Sleep is almost as important as study time. It’s during this downtime that the brain strengthens new memories which means that there is a good chance we’ll remember whatever we review right before we sleep. Don’t bring your books to bed though, as this encourages bad study habits and subconsciously takes your bed from a sleeping haven to a study den. We have all attempted an all-nighter before but these have been linked to impaired cognitive performance and greater sensitivity to stress. So tuck in and get yourself some slumber time.

2. Space it out.

“Cramming” is often the weapon of choice and is actually a very effective way of passing exams. However much of what is learnt is forgotten in an equally short period of time. “Spaced repetition,” first described in the 1880s by German psychologist Hermann Ebbinghaus is a far more effective way of retaining those golden nuggets of information. So instead of spending a week or two, dosed up on your energy supplement of choice, rather spend an hour a day going over smaller chunks of information and review them consistently over a longer period of time.

3. Be creative.

A lot of medical learning is didactic and the easiest way to remember those long lists of complications, signs etc, is to create your own memorable mnemonics.

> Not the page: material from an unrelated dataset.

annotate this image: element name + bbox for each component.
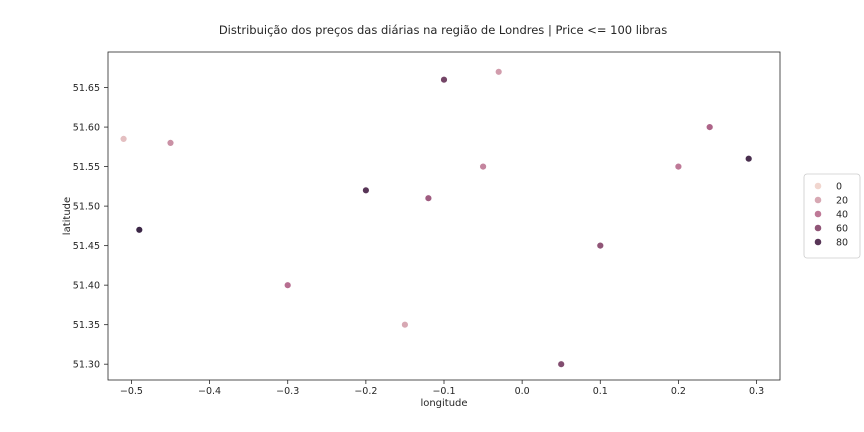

Passmed have added a few here and there to spark your imagination, however your own are often the best.

4. Change it around.

Change topics, location, or even the music you listen to whilst studying as this forces the brain to make new and stringer associations.

5. Test yourself

Testing yourself is one of the best ways to assess how prepared you really are. This is why Passmed has an exam mode which recreated time test like conditions.